C. Com o devido respeito, trata-se, à luz dos factos e da normatividade vigente, de uma interpretação completamente alheada da realidade.
D. O Recorrente indicou, no capítulo II da presente alegação, uma súmula da factualidade relevante para a decisão recorrida.
E. E, à luz dessa factualidade, impunha-se a conclusão de que se mostram verificados todos os pressupostos da referida presunção de cumprimento prevista na primeira parte do disposto no artigo 310º, al. b) do Código Civil.
F. A presunção que resulta da referida norma legal constitui uma mera presunção de pagamento e não uma presunção extintiva. O seu fundamento assenta, por um lado, na consideração de que o decurso do tempo sem que o credor comerciante se manifeste contra a falta de pagamento por parte do devedor constitui, normalmente, uma manifestação de cumprimento e, por outro lado, com a protecção do devedor que pode ter dificuldade de prova do pagamento, por não ser normalmente dada quitação do mesmo ou, simplesmente, por não ser natural que o mesmo guarde tal documento por um período tão alargado de tempo. É este o caso dos presentes autos.

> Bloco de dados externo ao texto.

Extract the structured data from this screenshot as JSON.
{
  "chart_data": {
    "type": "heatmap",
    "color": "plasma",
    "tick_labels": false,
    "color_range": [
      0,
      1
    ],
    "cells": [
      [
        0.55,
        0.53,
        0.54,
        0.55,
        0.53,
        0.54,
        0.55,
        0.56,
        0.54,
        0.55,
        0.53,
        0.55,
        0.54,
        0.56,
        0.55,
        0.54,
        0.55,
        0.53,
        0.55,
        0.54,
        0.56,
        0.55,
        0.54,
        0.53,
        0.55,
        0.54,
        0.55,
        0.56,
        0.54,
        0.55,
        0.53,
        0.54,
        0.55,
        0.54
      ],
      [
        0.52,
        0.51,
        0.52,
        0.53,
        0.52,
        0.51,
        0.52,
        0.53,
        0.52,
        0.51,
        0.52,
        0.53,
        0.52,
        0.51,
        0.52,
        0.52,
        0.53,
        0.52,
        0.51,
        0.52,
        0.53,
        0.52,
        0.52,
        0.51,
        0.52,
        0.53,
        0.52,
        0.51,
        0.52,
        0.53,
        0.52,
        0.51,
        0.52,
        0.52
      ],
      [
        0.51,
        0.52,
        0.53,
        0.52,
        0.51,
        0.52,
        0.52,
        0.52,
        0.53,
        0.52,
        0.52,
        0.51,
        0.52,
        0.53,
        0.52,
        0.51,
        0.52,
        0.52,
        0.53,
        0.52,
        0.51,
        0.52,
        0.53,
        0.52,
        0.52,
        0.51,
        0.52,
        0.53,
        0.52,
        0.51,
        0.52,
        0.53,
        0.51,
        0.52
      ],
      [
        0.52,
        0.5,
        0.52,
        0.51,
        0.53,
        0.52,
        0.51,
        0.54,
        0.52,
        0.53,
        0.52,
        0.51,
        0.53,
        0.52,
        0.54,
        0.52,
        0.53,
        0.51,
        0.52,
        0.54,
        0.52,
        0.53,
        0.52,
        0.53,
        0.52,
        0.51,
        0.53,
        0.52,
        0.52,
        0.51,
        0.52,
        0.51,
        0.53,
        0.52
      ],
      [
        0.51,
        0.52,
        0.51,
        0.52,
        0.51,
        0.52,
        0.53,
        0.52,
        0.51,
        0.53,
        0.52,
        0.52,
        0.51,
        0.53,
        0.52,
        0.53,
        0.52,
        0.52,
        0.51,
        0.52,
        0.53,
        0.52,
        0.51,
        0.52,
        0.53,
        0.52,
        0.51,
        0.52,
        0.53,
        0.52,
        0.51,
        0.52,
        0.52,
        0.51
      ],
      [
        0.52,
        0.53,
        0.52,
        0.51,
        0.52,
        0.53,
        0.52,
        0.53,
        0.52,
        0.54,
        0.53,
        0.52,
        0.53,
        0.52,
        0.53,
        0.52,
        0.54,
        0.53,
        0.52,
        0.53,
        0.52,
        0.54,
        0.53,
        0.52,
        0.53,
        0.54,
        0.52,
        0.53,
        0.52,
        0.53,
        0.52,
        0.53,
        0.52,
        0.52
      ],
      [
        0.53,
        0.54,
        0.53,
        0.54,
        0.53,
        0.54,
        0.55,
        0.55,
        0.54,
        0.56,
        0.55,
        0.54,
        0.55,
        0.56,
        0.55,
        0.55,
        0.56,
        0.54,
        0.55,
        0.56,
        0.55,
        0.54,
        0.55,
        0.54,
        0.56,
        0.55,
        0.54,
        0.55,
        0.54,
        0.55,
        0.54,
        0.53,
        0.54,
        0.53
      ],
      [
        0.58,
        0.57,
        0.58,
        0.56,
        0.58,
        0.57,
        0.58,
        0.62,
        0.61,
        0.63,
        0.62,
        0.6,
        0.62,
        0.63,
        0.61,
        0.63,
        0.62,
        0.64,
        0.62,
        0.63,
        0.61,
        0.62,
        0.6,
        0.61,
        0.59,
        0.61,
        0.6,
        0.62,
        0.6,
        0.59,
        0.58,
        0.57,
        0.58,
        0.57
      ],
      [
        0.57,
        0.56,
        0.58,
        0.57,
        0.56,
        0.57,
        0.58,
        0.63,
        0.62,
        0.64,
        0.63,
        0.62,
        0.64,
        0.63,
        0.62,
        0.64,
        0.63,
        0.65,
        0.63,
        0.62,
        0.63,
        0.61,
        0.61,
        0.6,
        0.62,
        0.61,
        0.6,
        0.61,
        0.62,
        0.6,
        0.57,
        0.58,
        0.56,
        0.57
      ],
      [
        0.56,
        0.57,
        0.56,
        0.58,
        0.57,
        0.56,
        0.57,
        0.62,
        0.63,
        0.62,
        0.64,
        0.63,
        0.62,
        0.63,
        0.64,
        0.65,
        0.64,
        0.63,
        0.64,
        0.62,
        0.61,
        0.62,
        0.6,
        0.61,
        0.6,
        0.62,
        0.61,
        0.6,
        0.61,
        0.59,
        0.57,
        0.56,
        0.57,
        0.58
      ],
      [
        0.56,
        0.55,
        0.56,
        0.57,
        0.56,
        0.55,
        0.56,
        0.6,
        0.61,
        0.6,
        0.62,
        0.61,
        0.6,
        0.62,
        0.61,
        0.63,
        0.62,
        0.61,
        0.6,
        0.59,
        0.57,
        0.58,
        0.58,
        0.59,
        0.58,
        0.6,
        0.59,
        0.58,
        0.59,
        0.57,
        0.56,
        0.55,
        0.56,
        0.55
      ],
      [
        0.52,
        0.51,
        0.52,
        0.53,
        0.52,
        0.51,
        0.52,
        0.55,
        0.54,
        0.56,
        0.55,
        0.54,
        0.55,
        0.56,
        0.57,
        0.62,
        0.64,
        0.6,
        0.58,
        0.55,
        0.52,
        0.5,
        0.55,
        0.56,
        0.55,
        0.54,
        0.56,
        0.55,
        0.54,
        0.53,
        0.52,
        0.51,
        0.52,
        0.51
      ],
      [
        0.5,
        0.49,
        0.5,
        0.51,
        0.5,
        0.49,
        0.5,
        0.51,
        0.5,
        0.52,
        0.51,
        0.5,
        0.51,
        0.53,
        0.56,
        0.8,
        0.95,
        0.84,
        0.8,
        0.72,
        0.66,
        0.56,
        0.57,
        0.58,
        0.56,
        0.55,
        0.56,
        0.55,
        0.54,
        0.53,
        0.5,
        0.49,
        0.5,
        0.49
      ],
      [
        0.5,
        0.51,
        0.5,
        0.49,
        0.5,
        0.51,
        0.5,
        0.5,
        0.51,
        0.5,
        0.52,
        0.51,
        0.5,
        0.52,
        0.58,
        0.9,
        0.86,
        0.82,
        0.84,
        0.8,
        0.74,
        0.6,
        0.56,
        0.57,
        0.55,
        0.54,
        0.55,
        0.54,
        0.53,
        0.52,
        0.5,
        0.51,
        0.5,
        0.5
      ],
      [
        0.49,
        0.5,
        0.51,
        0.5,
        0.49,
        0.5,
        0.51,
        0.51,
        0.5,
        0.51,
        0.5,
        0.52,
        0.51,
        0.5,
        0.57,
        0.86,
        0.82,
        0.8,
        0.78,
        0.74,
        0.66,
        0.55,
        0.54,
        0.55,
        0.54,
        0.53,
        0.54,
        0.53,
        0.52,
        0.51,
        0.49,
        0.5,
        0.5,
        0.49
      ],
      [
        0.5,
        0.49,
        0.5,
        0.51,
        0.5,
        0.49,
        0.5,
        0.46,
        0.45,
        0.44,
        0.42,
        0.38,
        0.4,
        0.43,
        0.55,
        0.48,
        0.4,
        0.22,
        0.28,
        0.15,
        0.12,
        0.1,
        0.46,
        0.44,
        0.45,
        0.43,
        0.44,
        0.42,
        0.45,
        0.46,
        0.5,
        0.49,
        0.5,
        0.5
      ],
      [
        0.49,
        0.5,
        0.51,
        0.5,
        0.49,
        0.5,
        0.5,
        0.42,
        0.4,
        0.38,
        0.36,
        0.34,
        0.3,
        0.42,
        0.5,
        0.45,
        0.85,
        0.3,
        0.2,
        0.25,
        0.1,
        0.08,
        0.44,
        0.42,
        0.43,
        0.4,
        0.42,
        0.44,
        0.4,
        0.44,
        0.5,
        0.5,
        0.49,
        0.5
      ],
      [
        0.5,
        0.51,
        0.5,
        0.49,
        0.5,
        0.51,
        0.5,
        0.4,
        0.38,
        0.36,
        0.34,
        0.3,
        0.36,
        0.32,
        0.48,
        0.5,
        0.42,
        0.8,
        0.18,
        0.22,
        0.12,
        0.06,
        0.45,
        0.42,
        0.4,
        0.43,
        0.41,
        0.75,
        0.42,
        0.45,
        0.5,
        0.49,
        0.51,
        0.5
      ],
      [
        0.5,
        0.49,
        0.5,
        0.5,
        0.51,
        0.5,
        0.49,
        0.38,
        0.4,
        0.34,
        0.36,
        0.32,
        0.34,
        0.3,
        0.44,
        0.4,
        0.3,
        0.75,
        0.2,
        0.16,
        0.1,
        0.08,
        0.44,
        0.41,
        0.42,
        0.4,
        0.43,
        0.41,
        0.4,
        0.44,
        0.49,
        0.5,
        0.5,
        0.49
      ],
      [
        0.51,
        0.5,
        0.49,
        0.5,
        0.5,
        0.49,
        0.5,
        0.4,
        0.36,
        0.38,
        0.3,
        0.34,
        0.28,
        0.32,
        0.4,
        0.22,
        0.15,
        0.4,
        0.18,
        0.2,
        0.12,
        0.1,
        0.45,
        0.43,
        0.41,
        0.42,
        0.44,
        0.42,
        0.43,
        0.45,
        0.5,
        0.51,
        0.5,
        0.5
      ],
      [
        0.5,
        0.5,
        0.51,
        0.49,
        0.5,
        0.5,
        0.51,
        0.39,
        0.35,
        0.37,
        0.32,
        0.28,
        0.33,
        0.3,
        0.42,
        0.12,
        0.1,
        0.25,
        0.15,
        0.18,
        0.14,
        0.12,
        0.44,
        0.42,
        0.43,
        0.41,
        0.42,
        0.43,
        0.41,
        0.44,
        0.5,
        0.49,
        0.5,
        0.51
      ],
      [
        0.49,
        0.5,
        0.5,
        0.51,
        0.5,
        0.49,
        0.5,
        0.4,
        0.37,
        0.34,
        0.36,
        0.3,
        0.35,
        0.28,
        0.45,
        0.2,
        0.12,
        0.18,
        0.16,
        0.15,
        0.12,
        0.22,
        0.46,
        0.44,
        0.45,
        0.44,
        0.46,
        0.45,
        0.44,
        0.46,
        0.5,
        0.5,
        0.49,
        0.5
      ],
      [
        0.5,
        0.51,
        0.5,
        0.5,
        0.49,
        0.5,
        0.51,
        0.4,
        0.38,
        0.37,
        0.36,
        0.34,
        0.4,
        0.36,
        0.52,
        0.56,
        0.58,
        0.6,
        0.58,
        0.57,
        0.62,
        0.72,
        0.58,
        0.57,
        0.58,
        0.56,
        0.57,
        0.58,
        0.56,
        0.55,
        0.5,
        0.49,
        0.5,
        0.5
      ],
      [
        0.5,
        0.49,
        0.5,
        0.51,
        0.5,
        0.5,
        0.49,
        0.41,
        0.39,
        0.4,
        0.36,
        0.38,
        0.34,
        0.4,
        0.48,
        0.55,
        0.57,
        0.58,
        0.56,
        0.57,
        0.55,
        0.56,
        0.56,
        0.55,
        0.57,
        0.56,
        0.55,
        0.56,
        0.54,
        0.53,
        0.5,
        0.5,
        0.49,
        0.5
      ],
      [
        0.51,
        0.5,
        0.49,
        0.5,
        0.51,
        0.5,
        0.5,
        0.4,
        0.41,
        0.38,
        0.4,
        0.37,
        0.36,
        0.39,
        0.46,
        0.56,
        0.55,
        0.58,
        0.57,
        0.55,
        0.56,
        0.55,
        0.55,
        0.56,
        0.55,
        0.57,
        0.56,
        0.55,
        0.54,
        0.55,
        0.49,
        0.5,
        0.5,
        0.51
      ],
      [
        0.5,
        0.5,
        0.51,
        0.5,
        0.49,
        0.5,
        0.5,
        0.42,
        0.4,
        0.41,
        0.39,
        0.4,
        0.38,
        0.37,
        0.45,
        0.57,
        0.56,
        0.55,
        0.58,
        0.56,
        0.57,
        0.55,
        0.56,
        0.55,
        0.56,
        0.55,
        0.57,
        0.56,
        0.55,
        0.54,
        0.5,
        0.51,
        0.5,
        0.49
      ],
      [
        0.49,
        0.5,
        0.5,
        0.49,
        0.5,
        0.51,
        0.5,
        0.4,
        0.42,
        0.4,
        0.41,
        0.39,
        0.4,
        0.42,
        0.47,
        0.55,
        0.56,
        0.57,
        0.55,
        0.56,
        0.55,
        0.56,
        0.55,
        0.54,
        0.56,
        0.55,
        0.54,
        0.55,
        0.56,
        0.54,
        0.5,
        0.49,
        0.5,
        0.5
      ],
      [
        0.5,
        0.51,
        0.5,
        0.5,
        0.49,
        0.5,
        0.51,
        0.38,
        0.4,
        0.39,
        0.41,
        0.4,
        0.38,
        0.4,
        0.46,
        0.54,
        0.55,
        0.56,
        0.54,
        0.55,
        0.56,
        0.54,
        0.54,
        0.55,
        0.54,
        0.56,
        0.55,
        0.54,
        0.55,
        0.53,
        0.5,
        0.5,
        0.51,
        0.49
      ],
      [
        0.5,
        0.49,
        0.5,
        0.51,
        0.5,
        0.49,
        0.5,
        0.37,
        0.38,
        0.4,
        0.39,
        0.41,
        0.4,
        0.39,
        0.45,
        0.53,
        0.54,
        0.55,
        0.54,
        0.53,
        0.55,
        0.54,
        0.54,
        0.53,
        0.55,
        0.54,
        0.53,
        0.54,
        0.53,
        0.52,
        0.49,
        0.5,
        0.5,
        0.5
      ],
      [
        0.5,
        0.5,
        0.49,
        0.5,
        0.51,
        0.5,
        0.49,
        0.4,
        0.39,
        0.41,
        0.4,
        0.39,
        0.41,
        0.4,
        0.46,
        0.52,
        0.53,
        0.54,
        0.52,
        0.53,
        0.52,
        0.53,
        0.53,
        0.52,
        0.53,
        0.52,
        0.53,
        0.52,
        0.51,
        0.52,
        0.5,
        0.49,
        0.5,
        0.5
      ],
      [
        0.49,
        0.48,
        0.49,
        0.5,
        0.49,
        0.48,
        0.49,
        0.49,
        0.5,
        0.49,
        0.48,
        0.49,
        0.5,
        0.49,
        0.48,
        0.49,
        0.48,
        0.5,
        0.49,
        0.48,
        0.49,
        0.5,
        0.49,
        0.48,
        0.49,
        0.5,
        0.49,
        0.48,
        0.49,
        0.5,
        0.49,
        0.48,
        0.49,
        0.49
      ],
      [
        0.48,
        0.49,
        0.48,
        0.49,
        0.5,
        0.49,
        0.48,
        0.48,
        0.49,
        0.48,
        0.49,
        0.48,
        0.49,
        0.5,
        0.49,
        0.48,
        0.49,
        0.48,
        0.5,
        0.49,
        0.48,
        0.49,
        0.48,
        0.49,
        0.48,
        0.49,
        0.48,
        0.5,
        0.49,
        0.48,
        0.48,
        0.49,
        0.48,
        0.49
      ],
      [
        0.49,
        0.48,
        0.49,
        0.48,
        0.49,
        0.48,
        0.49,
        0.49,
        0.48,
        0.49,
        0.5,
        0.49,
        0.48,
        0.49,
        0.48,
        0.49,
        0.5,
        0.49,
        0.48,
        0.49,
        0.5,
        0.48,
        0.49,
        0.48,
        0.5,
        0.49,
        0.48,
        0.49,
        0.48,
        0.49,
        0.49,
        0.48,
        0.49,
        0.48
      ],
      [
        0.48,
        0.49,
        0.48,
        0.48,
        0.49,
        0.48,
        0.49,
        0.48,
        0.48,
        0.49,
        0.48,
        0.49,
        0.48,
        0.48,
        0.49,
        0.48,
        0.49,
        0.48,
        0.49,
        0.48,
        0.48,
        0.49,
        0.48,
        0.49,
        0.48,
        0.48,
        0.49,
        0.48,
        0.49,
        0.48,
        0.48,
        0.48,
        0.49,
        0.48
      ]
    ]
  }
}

G. Nesta medida, os pressupostos positivos de que depende a prescrição presuntiva prevista no art. 310º, al. b) do Código Civil, são:
1. Que o credor seja comerciante;
2. Que o devedor seja um não comerciante ou, sendo-o, que actue fora do seu comércio;
3. Que o crédito emirja da venda de um objecto;
4. Que tenham decorrido pelo menos dois anos desde a data em que a obrigação se tornou exigível;
H. É inquestionável que a Recorrida é, por natureza, comerciante (ou no dizer do Código Comercial, empresário comercial), nos termos do disposto no artigo 1º, al, b) do Código Comercial. E é, conforme a mesma alega e prova, uma sociedade licenciada para a promoção de jogos (cf. documentos nº 3 a 5, juntos com o requerimento executivo), exercendo, ao abrigo da Lei 5/2004, a actividade de concessão de crédito para jogo.
I. É também claro que os créditos que a Recorrida pretende executar foram obtidos no exercício da sua actividade comercial normal e para a qual se encontra licenciada.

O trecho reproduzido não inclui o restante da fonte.